You say you stopped having therapy as it made you feel terrible. I think you're going to have to see that as a side effect of therapy and get back to it. Or it becomes a vicious circle. You cannot carry on with this much anxiety and just medication to control it for the rest of your life.
I am quite obsessed by sleep. I have suffered insomnia for many years and up untill fairly recently was anxious each night about how much sleep I would get and the anxiety would then stop me sleeping.
I am better now but only because I have managed to reduce the problem of insomnia.
I take a variety of supplenments to help me sleep and some to help me feel less exhausted during the day.
I found the most helpful thing was St Johns Wort which really reduced my anxiety levels and helped me sleep without making me a total zombie.
I think some of your medication may not be helping with your sleep quality, it may be worth talking to your Dr about this.

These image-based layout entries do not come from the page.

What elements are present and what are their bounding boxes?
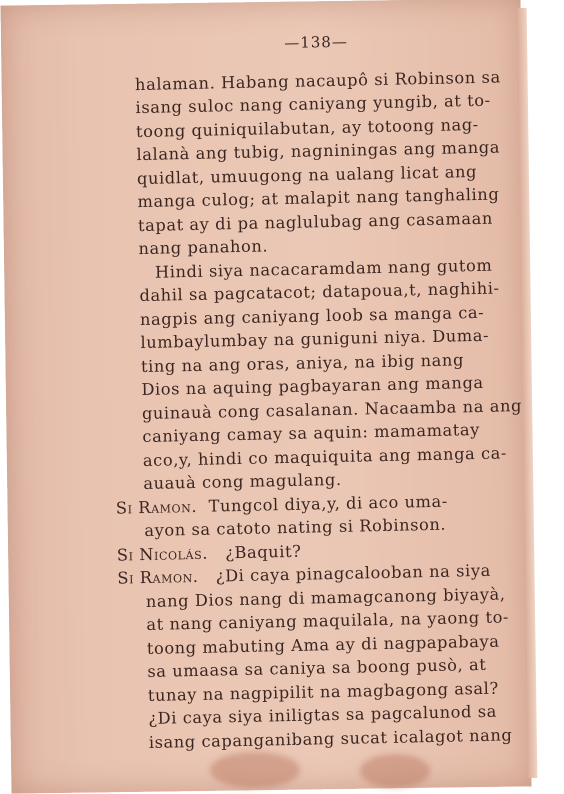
text-line: nang panahon. <box>138 236 269 259</box>
text-line: aco,y, hindi co maquiquita ang manga ca- <box>142 443 508 471</box>
text-line: isang suloc nang caniyang yungib, at to- <box>135 90 491 118</box>
text-line: ayon sa catoto nating si Robinson. <box>144 514 447 541</box>
text-line: toong quiniquilabutan, ay totoong nag- <box>135 114 479 142</box>
text-line: nang Dios nang di mamagcanong biyayà, <box>145 584 506 611</box>
dialogue-line: Si Ramon. Tungcol diya,y, di aco uma- <box>115 491 449 518</box>
text-line: Hindi siya nacacaramdam nang gutom <box>154 255 493 282</box>
text-line: ¿Di caya siya iniligtas sa pagcalunod sa <box>148 701 498 728</box>
text-line: toong mabuting Ama ay di nagpapabaya <box>146 631 500 658</box>
dialogue-line: Si Nicolás. ¿Baquit? <box>116 541 302 565</box>
text-line: guinauà cong casalanan. Nacaamba na ang <box>141 396 523 424</box>
text-line: manga culog; at malapit nang tanghaling <box>137 184 500 212</box>
dialogue-line: Si Ramon. ¿Di caya pinagcalooban na siya <box>117 560 492 588</box>
speaker-name: Si Nicolás. <box>116 543 209 565</box>
speaker-name: Si Ramon. <box>117 566 199 588</box>
text-line: dahil sa pagcatacot; datapoua,t, naghihi- <box>139 278 500 306</box>
text-line: isang capanganibang sucat icalagot nang <box>148 725 513 752</box>
text-line: Dios na aquing pagbayaran ang manga <box>141 372 484 400</box>
text-line: sa umaasa sa caniya sa boong pusò, at <box>147 654 487 681</box>
text-line: lumbaylumbay na guniguni niya. Duma- <box>140 325 490 353</box>
text-line: auauà cong magulang. <box>143 469 342 494</box>
text-line: caniyang camay sa aquin: mamamatay <box>142 419 481 447</box>
text-line: nagpis ang caniyang loob sa manga ca- <box>139 302 485 330</box>
text-line: quidlat, umuugong na ualang licat ang <box>136 161 478 189</box>
page-number: —138— <box>284 32 349 52</box>
text-line: tapat ay di pa naglulubag ang casamaan <box>137 208 494 236</box>
book-text <box>92 25 547 754</box>
bottom-stain-right <box>360 754 430 788</box>
speaker-name: Si Ramon. <box>115 496 198 518</box>
bottom-stain-left <box>210 752 300 788</box>
text-line: at nang caniyang maquilala, na yaong to- <box>146 607 510 634</box>
text-line: halaman. Habang nacaupô si Robinson sa <box>134 67 501 95</box>
text-line: ting na ang oras, aniya, na ibig nang <box>140 350 465 377</box>
text-line: tunay na nagpipilit na magbagong asal? <box>147 678 499 705</box>
text-line: lalanà ang tubig, nagniningas ang manga <box>136 137 501 165</box>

It did rule my life for a number of years and I still am very strict about going to bed at the same time each night, no caffine after about 3pm, never stay out late, always have a banana before bed etc etc. However I do sleep better now than I have for years and when I have a bad night I do cope better than I used to. I do feel sick and dizzy first thing but manage to cope through untill bed time.
I never thought I would feel better but I can hoestly say that I do so there is hope!!
It's been four years so you probably don't even use this site anymore, I'm not even a mum (I'm 15) but I've searched the internet and this is the only account I've found that explains how I feel. The obsessive hour counting, the health scare. For me it's also self hate as well ("how could I let myself stay up this late. I guess it's just nice to know I'm not the only one.